Sonda Solar Orbiter revela pela primeira vez imagens do polo sul do Sol
Por Sandro Felix
Publicado em 11/06/25 às 17:11
A Agência Espacial Europeia (ESA) divulgou as primeiras imagens inéditas do Polo Sul do Sol capturadas pela sonda Solar Orbiter. Essa descoberta representa um momento histórico na exploração espacial, proporcionando à humanidade a primeira visão já registrada da estrela mais próxima da Terra.
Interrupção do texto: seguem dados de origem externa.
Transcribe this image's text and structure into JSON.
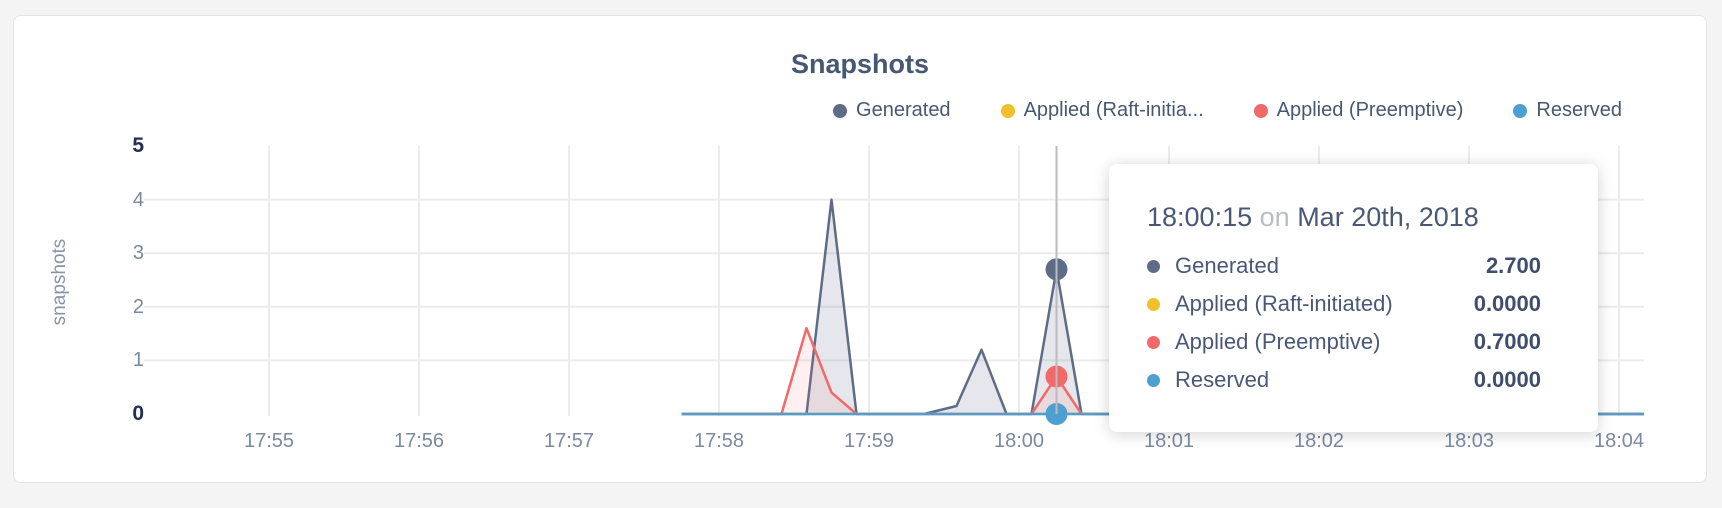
{
  "panel": {
    "title": "Snapshots"
  },
  "colors": {
    "generated": "#5F6C87",
    "applied_raft": "#F2BE2C",
    "applied_preemptive": "#F16969",
    "reserved": "#4E9FD1",
    "gridline": "#ececec",
    "crosshair": "#bbbbbb"
  },
  "legend": {
    "items": [
      {
        "label": "Generated",
        "color": "#5F6C87"
      },
      {
        "label": "Applied (Raft-initia...",
        "color": "#F2BE2C"
      },
      {
        "label": "Applied (Preemptive)",
        "color": "#F16969"
      },
      {
        "label": "Reserved",
        "color": "#4E9FD1"
      }
    ]
  },
  "chart_data": {
    "type": "area",
    "title": "Snapshots",
    "ylabel": "snapshots",
    "x_axis": {
      "tick_labels": [
        "17:55",
        "17:56",
        "17:57",
        "17:58",
        "17:59",
        "18:00",
        "18:01",
        "18:02",
        "18:03",
        "18:04"
      ],
      "tick_seconds": [
        0,
        60,
        120,
        180,
        240,
        300,
        360,
        420,
        480,
        540
      ],
      "data_domain_seconds": [
        165,
        550
      ]
    },
    "y_axis": {
      "ticks": [
        0,
        1,
        2,
        3,
        4,
        5
      ],
      "ylim": [
        0,
        5
      ],
      "gridline_values": [
        1,
        2,
        3,
        4
      ],
      "bold_ticks": [
        0,
        5
      ]
    },
    "series": [
      {
        "name": "Generated",
        "color": "#5F6C87",
        "fill": "rgba(95,108,135,0.16)",
        "points": [
          [
            165,
            0
          ],
          [
            215,
            0
          ],
          [
            225,
            4
          ],
          [
            235,
            0
          ],
          [
            262,
            0
          ],
          [
            275,
            0.15
          ],
          [
            285,
            1.2
          ],
          [
            295,
            0
          ],
          [
            305,
            0
          ],
          [
            315,
            2.7
          ],
          [
            325,
            0
          ],
          [
            550,
            0
          ]
        ]
      },
      {
        "name": "Applied (Raft-initiated)",
        "color": "#F2BE2C",
        "fill": "none",
        "points": [
          [
            165,
            0
          ],
          [
            550,
            0
          ]
        ]
      },
      {
        "name": "Applied (Preemptive)",
        "color": "#F16969",
        "fill": "rgba(241,105,105,0.10)",
        "points": [
          [
            165,
            0
          ],
          [
            205,
            0
          ],
          [
            215,
            1.6
          ],
          [
            225,
            0.4
          ],
          [
            235,
            0
          ],
          [
            305,
            0
          ],
          [
            315,
            0.7
          ],
          [
            325,
            0
          ],
          [
            550,
            0
          ]
        ]
      },
      {
        "name": "Reserved",
        "color": "#4E9FD1",
        "fill": "none",
        "points": [
          [
            165,
            0
          ],
          [
            550,
            0
          ]
        ]
      }
    ],
    "hover": {
      "time_seconds": 315,
      "values": [
        2.7,
        0,
        0.7,
        0
      ]
    }
  },
  "tooltip": {
    "time": "18:00:15",
    "connector": "on",
    "date": "Mar 20th, 2018",
    "rows": [
      {
        "label": "Generated",
        "color": "#5F6C87",
        "value": "2.700"
      },
      {
        "label": "Applied (Raft-initiated)",
        "color": "#F2BE2C",
        "value": "0.0000"
      },
      {
        "label": "Applied (Preemptive)",
        "color": "#F16969",
        "value": "0.7000"
      },
      {
        "label": "Reserved",
        "color": "#4E9FD1",
        "value": "0.0000"
      }
    ]
  }
}
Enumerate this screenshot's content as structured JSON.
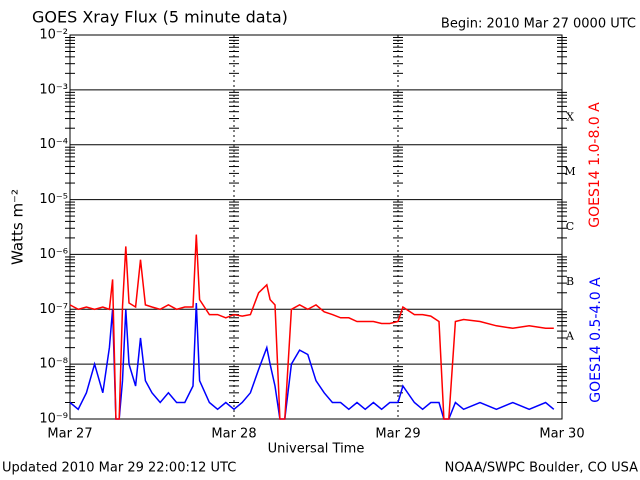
{
  "chart_data": {
    "type": "line",
    "title": "GOES Xray Flux (5 minute data)",
    "subtitle": "Begin:  2010 Mar 27 0000 UTC",
    "ylabel": "Watts m⁻²",
    "xlabel": "Universal Time",
    "footer_left": "Updated 2010 Mar 29 22:00:12 UTC",
    "footer_right": "NOAA/SWPC Boulder, CO USA",
    "flare_classes": [
      "X",
      "M",
      "C",
      "B",
      "A"
    ],
    "log_scale": true,
    "grid": true,
    "xlim": [
      0,
      3
    ],
    "xticks": [
      {
        "value": 0,
        "label": "Mar 27"
      },
      {
        "value": 1,
        "label": "Mar 28"
      },
      {
        "value": 2,
        "label": "Mar 29"
      },
      {
        "value": 3,
        "label": "Mar 30"
      }
    ],
    "ylim": [
      1e-09,
      0.01
    ],
    "yticks": [
      {
        "value": 1e-09,
        "label": "10⁻⁹"
      },
      {
        "value": 1e-08,
        "label": "10⁻⁸"
      },
      {
        "value": 1e-07,
        "label": "10⁻⁷"
      },
      {
        "value": 1e-06,
        "label": "10⁻⁶"
      },
      {
        "value": 1e-05,
        "label": "10⁻⁵"
      },
      {
        "value": 0.0001,
        "label": "10⁻⁴"
      },
      {
        "value": 0.001,
        "label": "10⁻³"
      },
      {
        "value": 0.01,
        "label": "10⁻²"
      }
    ],
    "x": [
      0.0,
      0.05,
      0.1,
      0.15,
      0.2,
      0.24,
      0.26,
      0.28,
      0.3,
      0.32,
      0.34,
      0.36,
      0.4,
      0.43,
      0.46,
      0.5,
      0.55,
      0.6,
      0.65,
      0.7,
      0.75,
      0.77,
      0.79,
      0.85,
      0.9,
      0.95,
      1.0,
      1.05,
      1.1,
      1.15,
      1.2,
      1.22,
      1.25,
      1.28,
      1.31,
      1.35,
      1.4,
      1.45,
      1.5,
      1.55,
      1.6,
      1.65,
      1.7,
      1.75,
      1.8,
      1.85,
      1.9,
      1.95,
      2.0,
      2.03,
      2.1,
      2.15,
      2.2,
      2.25,
      2.28,
      2.31,
      2.35,
      2.4,
      2.5,
      2.6,
      2.7,
      2.8,
      2.9,
      2.95
    ],
    "series": [
      {
        "name": "GOES14 1.0-8.0 A",
        "color": "#ff0000",
        "values": [
          1.2e-07,
          1e-07,
          1.1e-07,
          1e-07,
          1.1e-07,
          1e-07,
          3.5e-07,
          1e-09,
          1e-09,
          1.1e-07,
          1.4e-06,
          1.3e-07,
          1.1e-07,
          8e-07,
          1.2e-07,
          1.1e-07,
          1e-07,
          1.2e-07,
          1e-07,
          1.1e-07,
          1.1e-07,
          2.3e-06,
          1.5e-07,
          8e-08,
          8e-08,
          7e-08,
          8e-08,
          7.5e-08,
          8e-08,
          2e-07,
          2.8e-07,
          1.5e-07,
          1.2e-07,
          1e-09,
          1e-09,
          1e-07,
          1.2e-07,
          1e-07,
          1.2e-07,
          9e-08,
          8e-08,
          7e-08,
          7e-08,
          6e-08,
          6e-08,
          6e-08,
          5.5e-08,
          5.5e-08,
          6e-08,
          1.1e-07,
          8e-08,
          8e-08,
          7.5e-08,
          6e-08,
          1e-09,
          1e-09,
          6e-08,
          6.5e-08,
          6e-08,
          5e-08,
          4.5e-08,
          5e-08,
          4.5e-08,
          4.5e-08
        ]
      },
      {
        "name": "GOES14 0.5-4.0 A",
        "color": "#0000ff",
        "values": [
          2e-09,
          1.5e-09,
          3e-09,
          1e-08,
          3e-09,
          2e-08,
          1e-07,
          1e-09,
          1e-09,
          5e-09,
          1e-07,
          1e-08,
          4e-09,
          3e-08,
          5e-09,
          3e-09,
          2e-09,
          3e-09,
          2e-09,
          2e-09,
          4e-09,
          1.3e-07,
          5e-09,
          2e-09,
          1.5e-09,
          2e-09,
          1.5e-09,
          2e-09,
          3e-09,
          8e-09,
          2e-08,
          1e-08,
          4e-09,
          1e-09,
          1e-09,
          1e-08,
          1.8e-08,
          1.5e-08,
          5e-09,
          3e-09,
          2e-09,
          2e-09,
          1.5e-09,
          2e-09,
          1.5e-09,
          2e-09,
          1.5e-09,
          2e-09,
          2e-09,
          4e-09,
          2e-09,
          1.5e-09,
          2e-09,
          2e-09,
          1e-09,
          1e-09,
          2e-09,
          1.5e-09,
          2e-09,
          1.5e-09,
          2e-09,
          1.5e-09,
          2e-09,
          1.5e-09
        ]
      }
    ]
  }
}
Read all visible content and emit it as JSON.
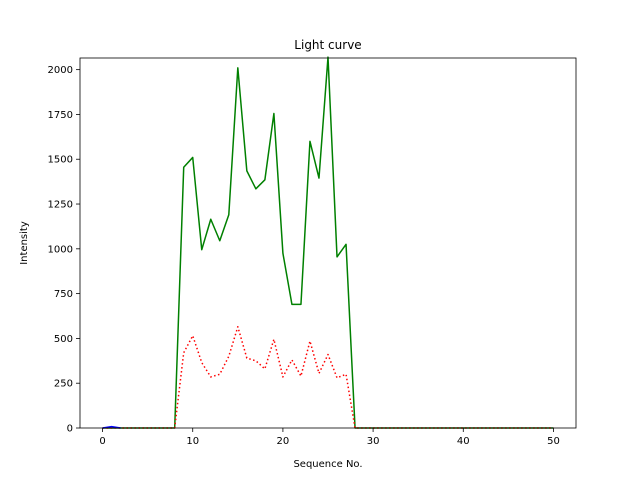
{
  "chart_data": {
    "type": "line",
    "title": "Light curve",
    "xlabel": "Sequence No.",
    "ylabel": "Intensity",
    "xlim": [
      -2.5,
      52.5
    ],
    "ylim": [
      0,
      2065
    ],
    "xticks": [
      0,
      10,
      20,
      30,
      40,
      50
    ],
    "yticks": [
      0,
      250,
      500,
      750,
      1000,
      1250,
      1500,
      1750,
      2000
    ],
    "grid": false,
    "series": [
      {
        "color": "#008000",
        "linestyle": "solid",
        "x": [
          0,
          1,
          2,
          3,
          4,
          5,
          6,
          7,
          8,
          9,
          10,
          11,
          12,
          13,
          14,
          15,
          16,
          17,
          18,
          19,
          20,
          21,
          22,
          23,
          24,
          25,
          26,
          27,
          28,
          29,
          30,
          31,
          32,
          33,
          34,
          35,
          36,
          37,
          38,
          39,
          40,
          41,
          42,
          43,
          44,
          45,
          46,
          47,
          48,
          49,
          50
        ],
        "y": [
          0,
          0,
          0,
          0,
          0,
          0,
          0,
          0,
          0,
          1455,
          1510,
          995,
          1165,
          1045,
          1190,
          2010,
          1435,
          1335,
          1385,
          1755,
          975,
          690,
          690,
          1600,
          1395,
          2070,
          955,
          1025,
          0,
          0,
          0,
          0,
          0,
          0,
          0,
          0,
          0,
          0,
          0,
          0,
          0,
          0,
          0,
          0,
          0,
          0,
          0,
          0,
          0,
          0,
          0
        ]
      },
      {
        "color": "#ff0000",
        "linestyle": "dotted",
        "x": [
          0,
          1,
          2,
          3,
          4,
          5,
          6,
          7,
          8,
          9,
          10,
          11,
          12,
          13,
          14,
          15,
          16,
          17,
          18,
          19,
          20,
          21,
          22,
          23,
          24,
          25,
          26,
          27,
          28,
          29,
          30,
          31,
          32,
          33,
          34,
          35,
          36,
          37,
          38,
          39,
          40,
          41,
          42,
          43,
          44,
          45,
          46,
          47,
          48,
          49,
          50
        ],
        "y": [
          0,
          0,
          0,
          0,
          0,
          0,
          0,
          0,
          0,
          420,
          515,
          365,
          285,
          300,
          400,
          565,
          390,
          375,
          330,
          495,
          285,
          380,
          290,
          485,
          305,
          410,
          280,
          300,
          0,
          0,
          0,
          0,
          0,
          0,
          0,
          0,
          0,
          0,
          0,
          0,
          0,
          0,
          0,
          0,
          0,
          0,
          0,
          0,
          0,
          0,
          0
        ]
      },
      {
        "color": "#0000ff",
        "linestyle": "solid",
        "x": [
          0,
          1,
          2
        ],
        "y": [
          0,
          8,
          0
        ]
      }
    ]
  }
}
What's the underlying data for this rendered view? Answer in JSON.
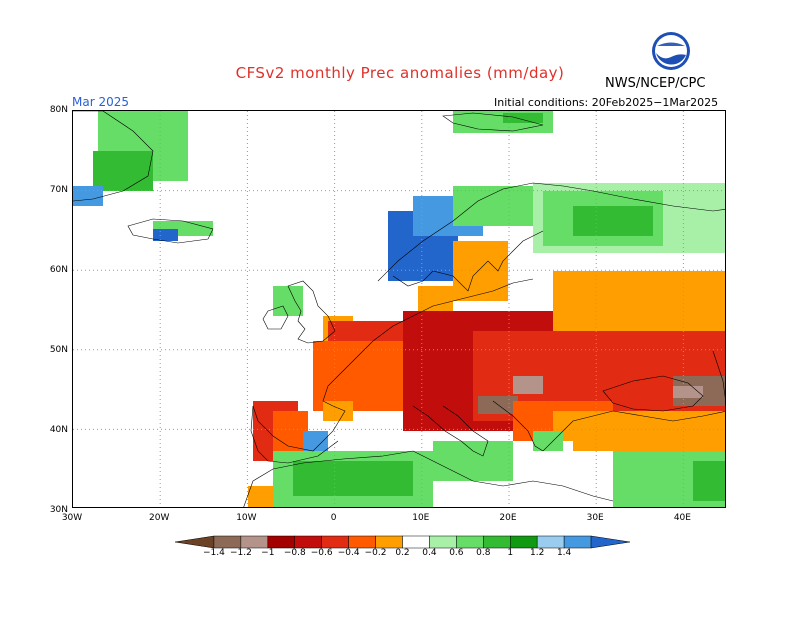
{
  "title": "CFSv2 monthly Prec anomalies (mm/day)",
  "agency": "NWS/NCEP/CPC",
  "logo_text": "NOAA",
  "month": "Mar 2025",
  "initial_conditions": "Initial conditions: 20Feb2025−1Mar2025",
  "lat_labels": [
    "80N",
    "70N",
    "60N",
    "50N",
    "40N",
    "30N"
  ],
  "lon_labels": [
    "30W",
    "20W",
    "10W",
    "0",
    "10E",
    "20E",
    "30E",
    "40E"
  ],
  "colorbar": {
    "ticks": [
      "−1.4",
      "−1.2",
      "−1",
      "−0.8",
      "−0.6",
      "−0.4",
      "−0.2",
      "0.2",
      "0.4",
      "0.6",
      "0.8",
      "1",
      "1.2",
      "1.4"
    ],
    "colors": [
      "#6b4226",
      "#8c6a57",
      "#b4948a",
      "#a30000",
      "#c20d0d",
      "#e12b12",
      "#ff5a00",
      "#ff9e00",
      "#ffffff",
      "#a8f0a8",
      "#66dd66",
      "#33bb33",
      "#119911",
      "#99ccee",
      "#4499e0",
      "#2266cc"
    ]
  },
  "map": {
    "region": "Europe",
    "lon_range": [
      -30,
      45
    ],
    "lat_range": [
      30,
      80
    ],
    "palette": {
      "land_dry_strong": "#c20d0d",
      "land_dry": "#e12b12",
      "land_dry_mod": "#ff5a00",
      "land_dry_weak": "#ff9e00",
      "wet_weak": "#a8f0a8",
      "wet": "#66dd66",
      "wet_mod": "#33bb33",
      "wet_strong": "#119911",
      "blue": "#4499e0",
      "blue_dark": "#2266cc",
      "brown": "#8c6a57",
      "tan": "#b4948a"
    }
  }
}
Apesar de parecer surpreendente, até hoje nunca havíamos visto os polos solares. A razão está na mecânica celeste: quando uma espaçonave é lançada da Terra, ela carrega o momento orbital do nosso planeta em torno do Sol, mantendo uma trajetória alinhada aproximadamente ao equador solar. Isso limita nossa capacidade de observar diretamente os polos da estrela.
Para superar esse desafio, a Solar Orbiter utilizou uma série de manobras com auxílio gravitacional, usando planetas como Vênus para alterar sua trajetória e reduzir a velocidade orbital herdada da Terra. Em uma dessas manobras, realizada no início deste ano, a sonda atingiu uma inclinação de 17 graus em relação ao equador solar, possibilitando as primeiras imagens do Polo Sul.
Hoje revelamos as primeiras imagens humanas do polo solar, declarou a professora Carole Mundell, diretora científica da ESA.
O Sol é nossa estrela mais próxima, fonte de vida e possível causador de distúrbios em sistemas espaciais e terrestres. É fundamental compreendê-lo e prever seu comportamento. Essas visões únicas inauguram uma nova era da ciência solar.
As imagens iniciais foram feitas enquanto a sonda se encontrava a 15° abaixo do equador solar, ainda abaixo da inclinação máxima atual. Os registros foram produzidos por três instrumentos científicos: o Polarimetric and Helioseismic Imager (PHI), que observa a emissão de luz visível e o campo magnético; o Extreme Ultraviolet Imager (EUI), que estuda a coroa solar extremamente quente; e o Spectral Imaging of the Coronal Environment (SPICE), que analisa os gases carregados acima da superfície solar.
Não sabíamos exatamente o que esperar dessas observações iniciais – os polos solares são literalmente uma terra incógnita, comentou o professor Sami Solanki, líder da equipe do PHI no Instituto Max Planck de Pesquisa do Sistema Solar, na Alemanha.

O conjunto completo de dados das observações de polo a polo será disponibilizado em outubro, com todos os 10 instrumentos da Solar Orbiter fornecendo imagens e informações científicas, incluindo registros do Polo Norte solar. Futuras aproximações com Vênus permitirão à sonda atingir inclinações ainda maiores: 24° em dezembro de 2026 e 33° a partir de 10 de junho de 2029.
Esse é apenas o primeiro passo da ‘escada para o céu’ da Solar Orbiter: nos próximos anos, a espaçonave sairá ainda mais do plano da eclíptica, obtendo visões cada vez melhores das regiões polares do Sol. Esses dados transformarão nosso entendimento sobre o campo magnético solar, o vento solar e a atividade solar, explicou Daniel Müller, cientista do projeto Solar Orbiter da ESA.